Getting drawn into the paid links debate was an eye-opening experience. There were differing opinions from all sides. Some of them included:

My main concern was a feeling that at the end of the day, despite selling links not to game the search engines, I would suffer the same penalties as those who do allow it. It was a ‘guilty till proven innocent‘ situation. I spent some time sitting on the fence and considered giving up selling links. Being in Google’s good books and in the hopes of getting a good PR eventually was the carrot.

A few days ago I had an interestingly enlightening exchange with a good friend. What followed was the realisation of what I am here for, on top of my making money online - to share what I learnt in my niche with my readers, which could possibly be solutions to their needs. What are some of these needs?

  • To know what they can use to make money online, Internet Marketing and blogging

There are many ways to achieve this, including and not limited to:

  • passing along what I learnt in the field
  • relating and informing what and how others have done to achieve similar goals
  • using my own real-life experiments and models

If you have read my About page, it’s clear that I am no expert (yet). And I am willing to give almost everything a try - you can’t really judge what works or not until you’ve tested it, in most instances. With paid links, if I were to go around saying they are evil because Google dislikes it, and not to engage in it at all, to me, it would be selling my readers short.

Paid links can make you money. Sure, it works much better for the big shots (they command a higher price), but it can work just as well for the smaller ones. Getting $15 a month for selling one link might not be worth getting penalised, but if you have not had much success with getting search engine traffic for certain sites in the first place, and you had 10 sites selling just one link each, that’s still $150 a month. Which is more than what most can make in a year with Adsense.

It’s all about finding the right balance and what works for you. And each site that you have. There are now so many ways one can make money online. Why can’t you leverage on them all? You might not be able to do it all within a single channel, but it shouldn’t stop you from expanding to other platforms. You can and do have a choice.

It isn’t a question about ethics either. If there is a demand for it and you can serve that, by all means go forth. Unless it hurts people in a way like drugs or violence does. And as long as you lay out the pros and cons, it contributes to creating awareness and no one should be penalised for that as well.

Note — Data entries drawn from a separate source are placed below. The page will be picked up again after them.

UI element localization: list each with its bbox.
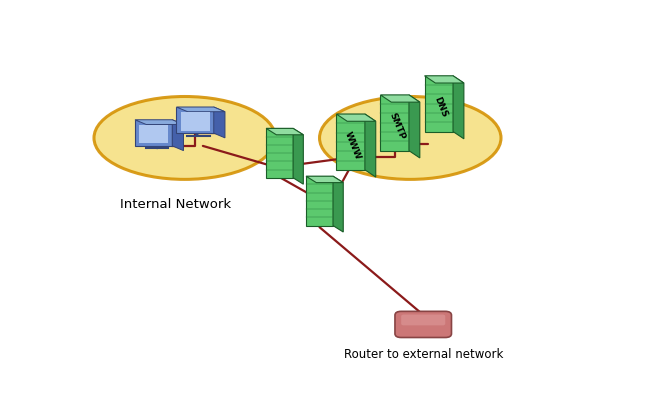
Polygon shape [365,115,376,178]
Polygon shape [139,126,168,144]
Text: SMTP: SMTP [387,112,406,141]
Ellipse shape [320,97,501,180]
Polygon shape [214,108,225,138]
FancyBboxPatch shape [395,311,452,338]
Polygon shape [177,108,225,112]
Polygon shape [135,121,173,147]
Polygon shape [266,129,293,178]
Polygon shape [425,76,464,84]
Polygon shape [266,129,303,135]
Polygon shape [177,108,214,134]
Text: WWW: WWW [343,130,363,161]
Polygon shape [425,76,453,132]
Ellipse shape [94,97,276,180]
FancyBboxPatch shape [401,315,446,325]
Polygon shape [173,121,183,151]
Polygon shape [381,96,420,103]
Polygon shape [181,113,209,131]
Polygon shape [381,96,409,151]
Polygon shape [409,96,420,159]
Text: Router to external network: Router to external network [344,347,503,360]
Polygon shape [135,121,183,125]
Text: Internal Network: Internal Network [120,197,231,210]
Polygon shape [306,177,333,226]
Text: DNS: DNS [433,95,449,119]
Polygon shape [337,115,365,171]
Polygon shape [337,115,376,122]
Polygon shape [333,177,343,233]
Polygon shape [293,129,303,185]
Polygon shape [453,76,464,140]
Polygon shape [306,177,343,183]
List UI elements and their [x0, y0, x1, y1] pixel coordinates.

Consider too the saying not to put all your eggs in one basket. If you live by Google, be prepared to die by it anytime. Use them for your earning models which leverage on their services. But if you don’t explore other avenues, if Google disappears or their market share weakens (never say never), what will happen to your income? You might be banned from Adsense one fine day, without knowing why. And they rarely, if ever, reinstate those who fall by the wayside.

I will continue to share any method with my readers. Selling links on this site will still continue for now, as long as there are takers, and because I never concentrated on PR in the beginning anyway. I have no PR to sell! It’s undeniably great to have a high PR - brands my site better. It fetches a higher revenue commercially too. But in my personal opinion, the traffic a site is receiving now should really be the clincher. To me, that goes with good content. Buying a text link should be about attracting residual traffic from related sites that have large audiences. The bastard practise of doing so to boost your PR and search engine results flourished because of PR mechanics!

Finally, my opinion is this - if you make your living online, by virtue of the Internet being highly volatile, it is best that you continually explore what works for you. What doesn’t work with one revenue model might work on another. That shouldn’t stop you from adopting just one of them. If you dare not risk selling text links on your high PR site for fear of incurring a penalty, it doesn’t mean you can’t leverage on paid link revenue at all. You can build another site which can accommodate it. (Managing multiple sites would be for another day) If it contributes a significant percentage eventually, why wouldn’t you want to use it? Diversification is just as important on your journey to wealth creation.